Pascal Riché (/fr/; born June 1962) is a French journalist, co-founder of Rue89 along with Arnaud Aubron, Laurent Mauriac, and Pierre Haski. He is currently the deputy editor of L'Obs (previously known as Le Nouvel Observateur).

== Life ==

Pascal Riché is a former alumnus of Sciences Po and of the Centre de formation des journalistes (CFJ) journalism school. He started his journalistic career in Ouest-France, the largest regional newspaper in France, and La Tribune de l'Economie, before joining Libération in 1989. There, he headed the economy service until 2000, when he was named Washington bureau chief (2000–2006). He then became Op-ed editor of the daily.
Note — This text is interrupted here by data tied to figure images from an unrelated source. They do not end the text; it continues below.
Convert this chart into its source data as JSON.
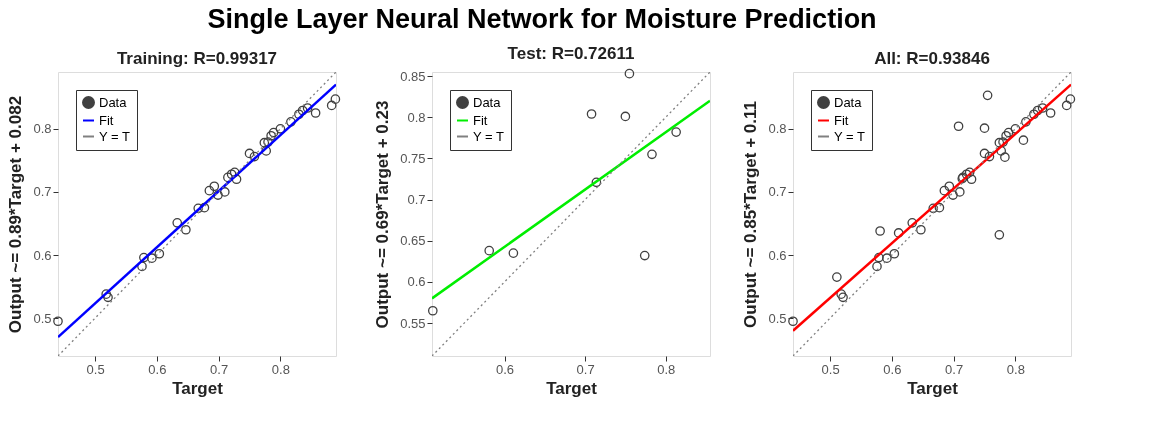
{
  "chart_data": [
    {
      "type": "scatter",
      "title": "Training: R=0.99317",
      "xlabel": "Target",
      "ylabel": "Output ~= 0.89*Target + 0.082",
      "annotations": [
        "Single Layer Neural Network for Moisture Prediction"
      ],
      "xlim": [
        0.44,
        0.89
      ],
      "ylim": [
        0.44,
        0.89
      ],
      "xticks": [
        0.5,
        0.6,
        0.7,
        0.8
      ],
      "yticks": [
        0.5,
        0.6,
        0.7,
        0.8
      ],
      "grid": false,
      "legend": "top left",
      "series": [
        {
          "name": "Data",
          "marker": "circle",
          "color": "#404040",
          "x": [
            0.44,
            0.518,
            0.521,
            0.576,
            0.579,
            0.592,
            0.604,
            0.633,
            0.647,
            0.667,
            0.677,
            0.685,
            0.693,
            0.699,
            0.71,
            0.715,
            0.721,
            0.726,
            0.729,
            0.75,
            0.758,
            0.777,
            0.774,
            0.78,
            0.785,
            0.789,
            0.8,
            0.817,
            0.83,
            0.836,
            0.844,
            0.857,
            0.883,
            0.889
          ],
          "values": [
            0.495,
            0.538,
            0.533,
            0.582,
            0.596,
            0.595,
            0.602,
            0.651,
            0.64,
            0.674,
            0.675,
            0.702,
            0.709,
            0.695,
            0.7,
            0.723,
            0.728,
            0.731,
            0.72,
            0.761,
            0.756,
            0.765,
            0.778,
            0.779,
            0.789,
            0.794,
            0.8,
            0.811,
            0.823,
            0.829,
            0.833,
            0.825,
            0.837,
            0.847
          ]
        },
        {
          "name": "Fit",
          "type": "line",
          "color": "#0000ff",
          "x": [
            0.44,
            0.89
          ],
          "values": [
            0.47,
            0.87
          ]
        },
        {
          "name": "Y = T",
          "type": "line",
          "line_style": "dotted",
          "color": "#808080",
          "x": [
            0.44,
            0.89
          ],
          "values": [
            0.44,
            0.89
          ]
        }
      ]
    },
    {
      "type": "scatter",
      "title": "Test: R=0.72611",
      "xlabel": "Target",
      "ylabel": "Output ~= 0.69*Target + 0.23",
      "xlim": [
        0.51,
        0.855
      ],
      "ylim": [
        0.51,
        0.855
      ],
      "xticks": [
        0.6,
        0.7,
        0.8
      ],
      "yticks": [
        0.55,
        0.6,
        0.65,
        0.7,
        0.75,
        0.8,
        0.85
      ],
      "grid": false,
      "legend": "top left",
      "series": [
        {
          "name": "Data",
          "marker": "circle",
          "color": "#404040",
          "x": [
            0.511,
            0.581,
            0.611,
            0.708,
            0.714,
            0.75,
            0.755,
            0.774,
            0.783,
            0.813
          ],
          "values": [
            0.565,
            0.638,
            0.635,
            0.804,
            0.721,
            0.801,
            0.853,
            0.632,
            0.755,
            0.782
          ]
        },
        {
          "name": "Fit",
          "type": "line",
          "color": "#00ee00",
          "x": [
            0.51,
            0.855
          ],
          "values": [
            0.58,
            0.82
          ]
        },
        {
          "name": "Y = T",
          "type": "line",
          "line_style": "dotted",
          "color": "#808080",
          "x": [
            0.51,
            0.855
          ],
          "values": [
            0.51,
            0.855
          ]
        }
      ]
    },
    {
      "type": "scatter",
      "title": "All: R=0.93846",
      "xlabel": "Target",
      "ylabel": "Output ~= 0.85*Target + 0.11",
      "xlim": [
        0.44,
        0.89
      ],
      "ylim": [
        0.44,
        0.89
      ],
      "xticks": [
        0.5,
        0.6,
        0.7,
        0.8
      ],
      "yticks": [
        0.5,
        0.6,
        0.7,
        0.8
      ],
      "grid": false,
      "legend": "top left",
      "series": [
        {
          "name": "Data",
          "marker": "circle",
          "color": "#404040",
          "x": [
            0.44,
            0.518,
            0.521,
            0.576,
            0.579,
            0.592,
            0.604,
            0.633,
            0.647,
            0.667,
            0.677,
            0.685,
            0.693,
            0.699,
            0.71,
            0.715,
            0.721,
            0.726,
            0.729,
            0.75,
            0.758,
            0.777,
            0.774,
            0.78,
            0.785,
            0.789,
            0.8,
            0.817,
            0.83,
            0.836,
            0.844,
            0.857,
            0.883,
            0.889,
            0.511,
            0.581,
            0.611,
            0.708,
            0.714,
            0.75,
            0.755,
            0.774,
            0.783,
            0.813
          ],
          "values": [
            0.495,
            0.538,
            0.533,
            0.582,
            0.596,
            0.595,
            0.602,
            0.651,
            0.64,
            0.674,
            0.675,
            0.702,
            0.709,
            0.695,
            0.7,
            0.723,
            0.728,
            0.731,
            0.72,
            0.761,
            0.756,
            0.765,
            0.778,
            0.779,
            0.789,
            0.794,
            0.8,
            0.811,
            0.823,
            0.829,
            0.833,
            0.825,
            0.837,
            0.847,
            0.565,
            0.638,
            0.635,
            0.804,
            0.721,
            0.801,
            0.853,
            0.632,
            0.755,
            0.782
          ]
        },
        {
          "name": "Fit",
          "type": "line",
          "color": "#ff0000",
          "x": [
            0.44,
            0.89
          ],
          "values": [
            0.48,
            0.87
          ]
        },
        {
          "name": "Y = T",
          "type": "line",
          "line_style": "dotted",
          "color": "#808080",
          "x": [
            0.44,
            0.89
          ],
          "values": [
            0.44,
            0.89
          ]
        }
      ]
    }
  ]
}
Following the crisis at Libération, Riché resigned from his functions and co-founded the Internet newspaper Rue 89 in March 2007.

He also has been a columnist for several media : DS magazine, TPMCafe, France Culture, Radio Nova.

He is the son of the medievalist historian Pierre Riché.

==Bibliography==
He is the author of L'union monétaire de l'Europe, with Charles Wyplosz, and La Guerre de Sept ans, histoire secrète du franc fort 1989-1996 with Eric Aeschimann, which earned the 1997 Turgot Prize of the Best economic book of the year.